Des dizaines de pêcheurs nigérians sont portés disparus après des frappes aériennes menées par l’armée tchadienne. Les bombardements visaient des positions présumées de Boko Haram sur les îles du lac Tchad. Les opérations militaires se poursuivent dans cette région frontalière sous haute tension.
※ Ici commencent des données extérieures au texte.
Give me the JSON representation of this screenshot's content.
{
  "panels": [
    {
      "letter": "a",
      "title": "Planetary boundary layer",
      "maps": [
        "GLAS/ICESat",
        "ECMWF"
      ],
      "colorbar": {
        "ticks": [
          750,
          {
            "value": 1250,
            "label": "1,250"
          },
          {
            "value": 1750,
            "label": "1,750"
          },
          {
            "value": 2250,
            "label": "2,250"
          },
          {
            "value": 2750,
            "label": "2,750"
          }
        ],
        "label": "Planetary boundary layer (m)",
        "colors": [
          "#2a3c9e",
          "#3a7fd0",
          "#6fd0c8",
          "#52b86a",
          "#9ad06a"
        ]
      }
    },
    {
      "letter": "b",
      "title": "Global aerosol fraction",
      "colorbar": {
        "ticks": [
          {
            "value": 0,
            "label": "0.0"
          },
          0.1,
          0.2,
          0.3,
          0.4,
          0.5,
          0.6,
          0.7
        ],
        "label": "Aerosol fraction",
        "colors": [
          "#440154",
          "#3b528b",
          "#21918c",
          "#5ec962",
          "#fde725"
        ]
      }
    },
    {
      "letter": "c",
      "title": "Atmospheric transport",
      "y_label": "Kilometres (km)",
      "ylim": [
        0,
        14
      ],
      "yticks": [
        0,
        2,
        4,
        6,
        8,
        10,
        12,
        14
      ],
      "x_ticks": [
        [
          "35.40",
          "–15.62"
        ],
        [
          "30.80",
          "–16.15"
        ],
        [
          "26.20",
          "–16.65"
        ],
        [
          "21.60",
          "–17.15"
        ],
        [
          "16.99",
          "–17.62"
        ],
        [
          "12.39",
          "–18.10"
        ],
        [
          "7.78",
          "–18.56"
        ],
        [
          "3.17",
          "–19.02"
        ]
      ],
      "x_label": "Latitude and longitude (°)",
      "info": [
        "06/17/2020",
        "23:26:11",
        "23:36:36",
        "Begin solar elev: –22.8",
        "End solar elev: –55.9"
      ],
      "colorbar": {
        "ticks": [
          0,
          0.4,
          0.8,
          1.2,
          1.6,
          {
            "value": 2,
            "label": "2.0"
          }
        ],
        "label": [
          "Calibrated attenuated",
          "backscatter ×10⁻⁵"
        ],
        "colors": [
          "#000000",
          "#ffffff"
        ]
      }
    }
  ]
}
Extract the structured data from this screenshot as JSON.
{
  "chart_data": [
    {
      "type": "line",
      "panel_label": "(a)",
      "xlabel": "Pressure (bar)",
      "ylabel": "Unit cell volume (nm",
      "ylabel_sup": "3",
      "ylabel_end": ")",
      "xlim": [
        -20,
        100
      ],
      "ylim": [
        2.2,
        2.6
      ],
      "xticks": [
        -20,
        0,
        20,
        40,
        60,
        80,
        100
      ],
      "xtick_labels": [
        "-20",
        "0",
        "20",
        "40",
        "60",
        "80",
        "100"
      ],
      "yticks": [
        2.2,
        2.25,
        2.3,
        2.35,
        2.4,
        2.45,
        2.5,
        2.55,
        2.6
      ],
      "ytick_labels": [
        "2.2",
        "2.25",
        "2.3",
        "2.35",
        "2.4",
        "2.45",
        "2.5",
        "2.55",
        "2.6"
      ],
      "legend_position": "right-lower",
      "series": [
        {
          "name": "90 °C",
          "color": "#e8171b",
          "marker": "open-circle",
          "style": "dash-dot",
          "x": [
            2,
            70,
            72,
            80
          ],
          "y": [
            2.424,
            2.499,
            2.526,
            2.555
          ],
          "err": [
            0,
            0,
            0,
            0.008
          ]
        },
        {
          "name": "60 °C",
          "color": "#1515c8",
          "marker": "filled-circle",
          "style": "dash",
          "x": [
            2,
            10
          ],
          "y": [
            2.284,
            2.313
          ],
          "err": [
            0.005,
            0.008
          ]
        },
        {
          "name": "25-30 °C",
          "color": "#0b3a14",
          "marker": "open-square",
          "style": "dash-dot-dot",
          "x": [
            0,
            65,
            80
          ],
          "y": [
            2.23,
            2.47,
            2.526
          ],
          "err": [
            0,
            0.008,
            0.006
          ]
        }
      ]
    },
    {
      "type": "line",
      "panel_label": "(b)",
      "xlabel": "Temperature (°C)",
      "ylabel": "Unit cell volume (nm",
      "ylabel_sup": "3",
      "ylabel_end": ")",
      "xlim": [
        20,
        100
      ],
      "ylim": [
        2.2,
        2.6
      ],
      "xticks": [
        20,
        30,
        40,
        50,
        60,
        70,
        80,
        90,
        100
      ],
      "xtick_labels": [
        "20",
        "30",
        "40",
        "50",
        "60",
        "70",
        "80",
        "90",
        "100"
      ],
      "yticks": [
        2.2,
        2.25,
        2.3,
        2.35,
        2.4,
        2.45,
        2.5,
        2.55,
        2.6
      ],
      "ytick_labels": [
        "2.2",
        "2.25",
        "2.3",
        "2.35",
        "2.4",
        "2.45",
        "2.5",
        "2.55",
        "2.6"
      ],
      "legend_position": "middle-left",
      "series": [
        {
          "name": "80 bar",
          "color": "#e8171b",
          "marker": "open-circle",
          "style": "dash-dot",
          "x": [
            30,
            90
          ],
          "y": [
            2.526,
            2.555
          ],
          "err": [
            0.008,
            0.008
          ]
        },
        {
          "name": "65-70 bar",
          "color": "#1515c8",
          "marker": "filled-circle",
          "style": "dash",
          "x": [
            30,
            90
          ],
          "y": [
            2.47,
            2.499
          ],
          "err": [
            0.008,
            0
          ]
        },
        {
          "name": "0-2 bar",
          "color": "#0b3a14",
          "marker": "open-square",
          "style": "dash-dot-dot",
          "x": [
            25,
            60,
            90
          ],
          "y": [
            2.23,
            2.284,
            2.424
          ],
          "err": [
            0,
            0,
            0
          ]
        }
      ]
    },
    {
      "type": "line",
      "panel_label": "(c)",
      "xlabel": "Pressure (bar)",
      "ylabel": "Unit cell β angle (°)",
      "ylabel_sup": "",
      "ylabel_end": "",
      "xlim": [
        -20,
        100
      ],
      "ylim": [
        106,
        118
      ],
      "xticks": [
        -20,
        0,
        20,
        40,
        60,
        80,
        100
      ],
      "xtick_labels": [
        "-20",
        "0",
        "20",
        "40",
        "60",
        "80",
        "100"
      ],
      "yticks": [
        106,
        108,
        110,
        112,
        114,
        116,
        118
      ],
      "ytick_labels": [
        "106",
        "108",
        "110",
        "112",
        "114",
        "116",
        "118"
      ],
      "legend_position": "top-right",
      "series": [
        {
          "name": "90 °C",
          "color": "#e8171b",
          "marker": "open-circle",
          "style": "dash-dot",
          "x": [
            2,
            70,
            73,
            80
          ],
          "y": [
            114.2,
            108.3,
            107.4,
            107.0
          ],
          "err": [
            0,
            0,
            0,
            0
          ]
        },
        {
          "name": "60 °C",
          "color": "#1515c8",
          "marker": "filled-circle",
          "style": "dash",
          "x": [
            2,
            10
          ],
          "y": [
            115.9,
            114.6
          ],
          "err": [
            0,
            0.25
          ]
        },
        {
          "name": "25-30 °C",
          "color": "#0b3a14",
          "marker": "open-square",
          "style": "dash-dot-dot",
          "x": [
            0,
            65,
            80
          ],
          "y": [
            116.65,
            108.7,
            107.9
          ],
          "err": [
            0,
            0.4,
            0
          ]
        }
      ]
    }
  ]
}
De nouvelles frappes militaires secouent le bassin du lac Tchad. Des avions de chasse tchadiens ont bombardé plusieurs îles nigérianes considérées comme des bastions du groupe jihadiste Boko Haram. Selon des sources locales, au moins 40 pêcheurs restent portés disparus. Ils auraient été tués durant les bombardements ou noyés lors de leur fuite. Le bilan exact demeure impossible à confirmer officiellement dans l’immédiat.
Les frappes ont notamment visé l’île stratégique de Shuwa, située à la jonction du Nigeria, du Niger et du Tchad. Cette zone sert régulièrement de refuge aux combattants jihadistes. Parmi les victimes présumées figurent des pêcheurs originaires de Doron Baga, ainsi que d’autres venus de l’État nigérian de Taraba. Un habitant de Baga a déclaré que « plusieurs personnes ont été tuées ».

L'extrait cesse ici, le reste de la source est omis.